Republicans: Keep Obamacare subsidies two more years

Thirty Republican senators are proposing to keep Obamacare subsidies flowing for two years should the Supreme Court strike them this summer.

Low- and mid-income people would be able to keep their subsidized health insurance plans through August 2017 — although no new enrollees would be allowed — under legislation introduced Tuesday by Wisconsin Sen. Ron Johnson and sponsored by 29 other senators.

It’s the latest GOP proposal for how to move forward if the Supreme Court blocks insurance subsidies to residents in a majority of the states in the closely-watched case King v. Burwell. If the court sides with the challengers, it would mean millions of Americans who are relying on subsidies to help afford insurance won’t get them anymore.

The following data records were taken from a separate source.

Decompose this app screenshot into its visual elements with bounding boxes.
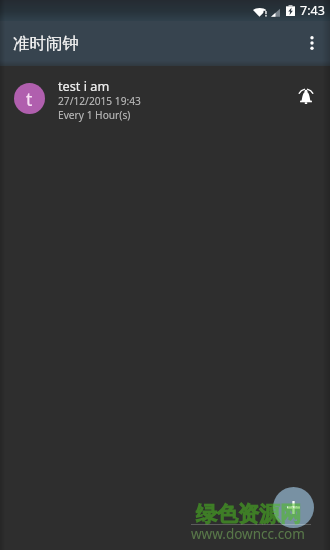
- staticText: t: [26, 87, 33, 111]
- button[interactable]: Add alarm: [273, 487, 314, 528]
- staticText: www.downcc.com: [191, 525, 305, 543]
- staticText: 绿色资源网: [196, 501, 301, 527]
- button[interactable]: Alarm enabled: [290, 80, 322, 112]
- staticText: 7:43: [300, 2, 325, 19]
- button[interactable]: t: [0, 70, 330, 126]
- staticText: 27/12/2015 19:43: [58, 94, 141, 108]
- staticText: 准时闹钟: [13, 33, 79, 54]
- staticText: Every 1 Hour(s): [58, 108, 131, 122]
- staticText: test i am: [58, 77, 110, 94]
- button[interactable]: More options: [294, 25, 330, 61]
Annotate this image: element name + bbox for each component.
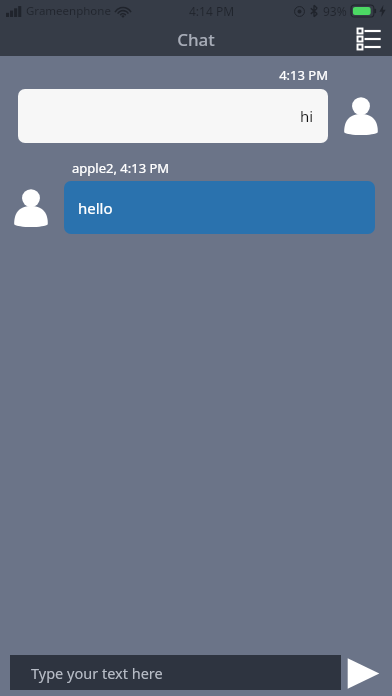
staticText: hello [78,198,113,218]
staticText: apple2, 4:13 PM [72,159,170,177]
staticText: 4:14 PM [189,3,235,19]
staticText: Grameenphone [26,3,111,19]
staticText: hi [300,106,314,126]
staticText: Chat [177,28,215,51]
button[interactable]: Menu [348,22,392,56]
button[interactable]: hi [18,89,328,143]
staticText: 93% [323,3,347,19]
button[interactable]: hello [64,181,375,234]
button[interactable]: Type your text here [10,655,341,690]
staticText: 4:13 PM [0,66,328,84]
staticText: Type your text here [31,663,163,683]
button[interactable]: Send [341,651,385,695]
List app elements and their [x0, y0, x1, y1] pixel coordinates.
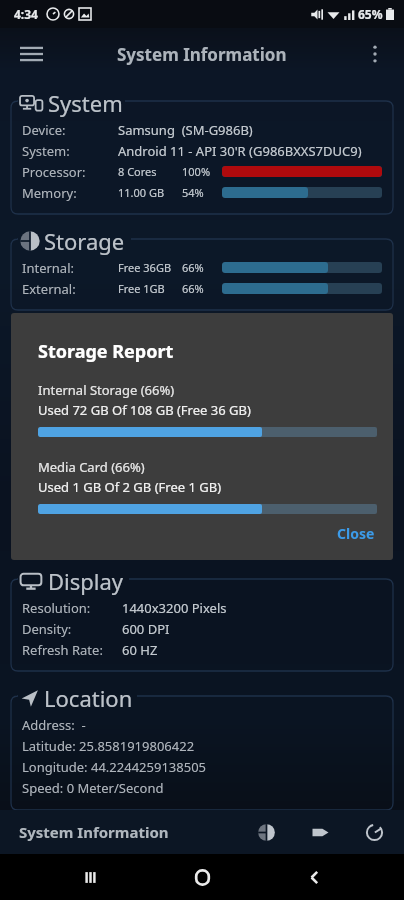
staticText: Free 36GB: [118, 260, 182, 275]
staticText: 66%: [182, 281, 222, 296]
staticText: Internal:: [22, 259, 118, 277]
button[interactable]: Storage report: [250, 816, 282, 848]
button[interactable]: More options: [354, 33, 396, 75]
staticText: 60 HZ: [122, 641, 158, 659]
staticText: Display: [48, 566, 124, 596]
button[interactable]: Storage Report: [11, 313, 393, 560]
button[interactable]: Close: [329, 519, 383, 548]
button[interactable]: Display: [11, 566, 393, 671]
staticText: 100%: [182, 164, 222, 179]
staticText: 8 Cores: [118, 164, 182, 179]
staticText: External:: [22, 280, 118, 298]
staticText: Used 1 GB Of 2 GB (Free 1 GB): [38, 478, 222, 496]
staticText: Internal Storage (66%): [38, 381, 175, 399]
staticText: Android 11 - API 30'R (G986BXXS7DUC9): [118, 142, 362, 160]
staticText: Refresh Rate:: [22, 641, 122, 659]
staticText: Close: [337, 524, 375, 543]
staticText: 4:34: [14, 6, 38, 22]
staticText: 1440x3200 Pixels: [122, 599, 227, 617]
staticText: Location: [44, 683, 133, 713]
button[interactable]: Location: [11, 683, 393, 810]
button[interactable]: Back: [292, 855, 336, 899]
staticText: 11.00 GB: [118, 185, 182, 200]
staticText: 66%: [182, 260, 222, 275]
staticText: System Information: [117, 43, 287, 66]
staticText: System:: [22, 142, 118, 160]
staticText: 54%: [182, 185, 222, 200]
staticText: Address: -: [22, 716, 142, 734]
button[interactable]: System: [11, 88, 393, 214]
staticText: System: [48, 88, 123, 118]
staticText: 65%: [358, 6, 383, 22]
staticText: Samsung (SM-G986B): [118, 121, 253, 139]
staticText: Processor:: [22, 163, 118, 181]
staticText: Speed: 0 Meter/Second: [22, 779, 222, 797]
button[interactable]: Labels: [304, 816, 336, 848]
staticText: Longitude: 44.2244259138505: [22, 758, 262, 776]
staticText: Resolution:: [22, 599, 122, 617]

Republicans hope the subsidies are blocked, but at the same time they worry they could be blamed if Americans are suddenly deprived of the federal aid. House Ways and Means Chairman Paul Ryan is working on a contingency plan and other Republicans have outlined responses, too.

Johnson’s plan would maintain the subsidies for a longer period of time than any other Republicans have yet proposed. Prolonging them for two more years would give Republicans time to agree on how to approach Obamacare — including perhaps repealing it — should they win the White House in 2016. President Obama is likely to block any of their efforts to significantly change the law while he remains in office.

The plan would also repeal the Affordable Care Act’s mandates for individuals to buy health coverage and employers to offer it and let states spell out their own insurance coverage and benefit requirements.

“This bill is a transitional response that rescues Americans from the coercive nature of Obamacare, which is an unnecessarily complicated scheme that should not be resuscitated,” Johnson said in a statement.

Thirty-seven states are partially or fully relying on the federal website, healthcare.gov, instead of running their own insurance marketplaces. The King case aims to block the subsidies to states that did not set up their own exchanges, saying the law’s text doesn’t allow it.